Alif menatapnya dengan tatapan yang penuh arti. "Aku tahu kamu akan datang," jawabnya tenang. "Mimpi yang hilang itu tidak benar-benar hilang, Jelita. Terkadang kita harus berani melangkah kembali, bahkan ketika jalan itu terlihat sulit. Dan kamu telah mengambil langkah pertama dengan datang ke sini."
Jelita terdiam, kebingungannya semakin menjadi-jadi. "Tapi... kamu juga sudah berada di kampus itu, mengapa kamu tidak memilih untuk pergi ke tempat yang lebih besar?" tanyanya dengan suara yang bergetar.
Alif tersenyum, senyum yang penuh makna. "Karena aku tahu, suatu hari nanti, jalan yang benar akan terbuka untuk kita semua. Kamu akan menemukan mimpi yang lebih besar dari yang pernah kamu bayangkan, Jelita. Dan saat itu tiba, kamu akan siap."
Tanpa ia sadari, Jelita merasakan sebuah perubahan yang perlahan mengalir dalam dirinya. Seperti sebuah pencerahan, ia mulai memahami bahwa mimpinya bukan hanya tentang universitas tertentu, melainkan tentang perjalanan hidup yang lebih besar, tentang menerima setiap langkah yang ia ambil dengan ikhlas.
Beberapa bulan setelah malam itu, Jelita akhirnya menemukan sebuah jalan baru, sebuah kesempatan yang lebih besar dari apa yang ia bayangkan. Dosen yang ada di universitas tempat ia kuliah sekarang mengajak Jelita untuk mengikuti lomba karya tulis tingkat nasional. Dosen tersebut melihat potensi dalam diri Jelita dan yakin bahwa ia bisa bersaing dengan mahasiswa dari universitas lain. Ia tidak pernah membayangkan kesempatan seperti itu datang kepadanya. Lomba karya tulis tingkat nasional? Bagi Jelita, itu terasa seperti sebuah peluang besar yang bisa membawa dirinya keluar dari kehidupan monoton di kampungnya. Namun, keraguan sempat muncul. Apakah ia benar-benar siap? Ia tidak memiliki pengalaman dalam menulis karya ilmiah yang serius. Namun, ada sesuatu dalam dirinya yang mendorongnya untuk mencoba, untuk melihat sejauh mana ia bisa berkembang. Jelita menerima ajakan itu dengan penuh semangat. Jelita mulai mempersiapkan tulisannya. Setiap malam, setelah bekerja di toko kelontong, ia meluangkan waktu untuk membaca, menulis dan menyempurnakan karyanya. Alif, yang mengetahui bahwa Jelita sedang bekerja keras untuk lomba tersebut, memberikan dukungan penuh. Ia sering mengingatkan Jelita untuk tidak takut gagal, dan lebih penting lagi untuk menikmati setiap proses yang ada.
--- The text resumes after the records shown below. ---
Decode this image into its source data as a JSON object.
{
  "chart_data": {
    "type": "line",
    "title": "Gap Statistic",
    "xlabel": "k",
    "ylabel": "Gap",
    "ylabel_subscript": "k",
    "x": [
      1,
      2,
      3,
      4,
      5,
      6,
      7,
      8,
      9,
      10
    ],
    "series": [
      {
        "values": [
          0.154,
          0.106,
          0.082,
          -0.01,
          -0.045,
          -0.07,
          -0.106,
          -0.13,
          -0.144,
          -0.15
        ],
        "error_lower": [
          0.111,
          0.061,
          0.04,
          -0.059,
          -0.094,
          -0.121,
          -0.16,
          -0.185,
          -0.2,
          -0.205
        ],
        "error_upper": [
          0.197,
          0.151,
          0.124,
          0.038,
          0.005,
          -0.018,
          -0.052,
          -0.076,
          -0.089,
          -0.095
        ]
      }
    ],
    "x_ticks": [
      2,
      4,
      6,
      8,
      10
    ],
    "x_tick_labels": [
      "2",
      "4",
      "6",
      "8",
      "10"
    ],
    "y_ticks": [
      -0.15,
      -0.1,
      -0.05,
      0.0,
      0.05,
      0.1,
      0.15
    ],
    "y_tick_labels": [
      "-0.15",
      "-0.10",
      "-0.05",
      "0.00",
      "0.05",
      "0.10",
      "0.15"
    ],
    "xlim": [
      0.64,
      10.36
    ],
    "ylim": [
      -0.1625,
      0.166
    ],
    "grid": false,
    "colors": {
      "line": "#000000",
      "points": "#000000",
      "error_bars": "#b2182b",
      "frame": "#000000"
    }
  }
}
Akhirnya, hari yang ditunggu pun tiba. Jelita mengirimkan karya tulisnya, namun ia tetap merasa cemas. Ada banyak pesaing dari universitas besar yang ada di kota dan ia merasa dirinya tak lebih dari seorang pemula. Namun, yang diajarkan oleh Alif, ia tidak boleh terhenti hanya karena ketakutan. Mimpi tidak datang dengan mudah, tetapi usaha dan keberanian adalah kunci.
Beberapa minggu kemudian, hasil lomba diumumkan. Dengan tangan gemetar, Jelita membuka situs pengumuman. Matanya memindai kata-kata yang tertulis di layar, dan untuk sesaat, dunia terasa seperti berhenti. Nama Jelita terdaftar sebagai juara pertama lomba karya tulis tingkat nasional. Ia hampir tidak bisa mempercayainya. Air mata kebahagiaan mengalir di pipinya. Semua usaha, segala pengorbanan, dan ketekunan yang ia lakukan selama ini akhirnya membuahkan hasil. Ia merasa seolah-olah mimpi yang sempat terkubur kini terlahir kembali, lebih hidup dan nyata dari sebelumnya.
Alif yang mendengar kabar bahwa Jelita meraih juara pertama dalam lomba karya tulis itu pun datang menemuinya untuk memberikan selamat. "Aku tahu kamu bisa, Jelita. Mimpi itu bukan tentang tempat, tetapi tentang apa yang kamu lakukan dengan kesempatan yang ada," kata Alif dengan senyuman yang penuh makna.
Jelita tersenyum. "Terima kasih, Alif. Karena kamu aku mulai memahami bahwa mimpi itu bukan hanya tentang apa yang kita inginkan, tetapi tentang bagaimana kita menerima setiap kesempatan yang datang, bahkan ketika itu tak sesuai dengan harapan."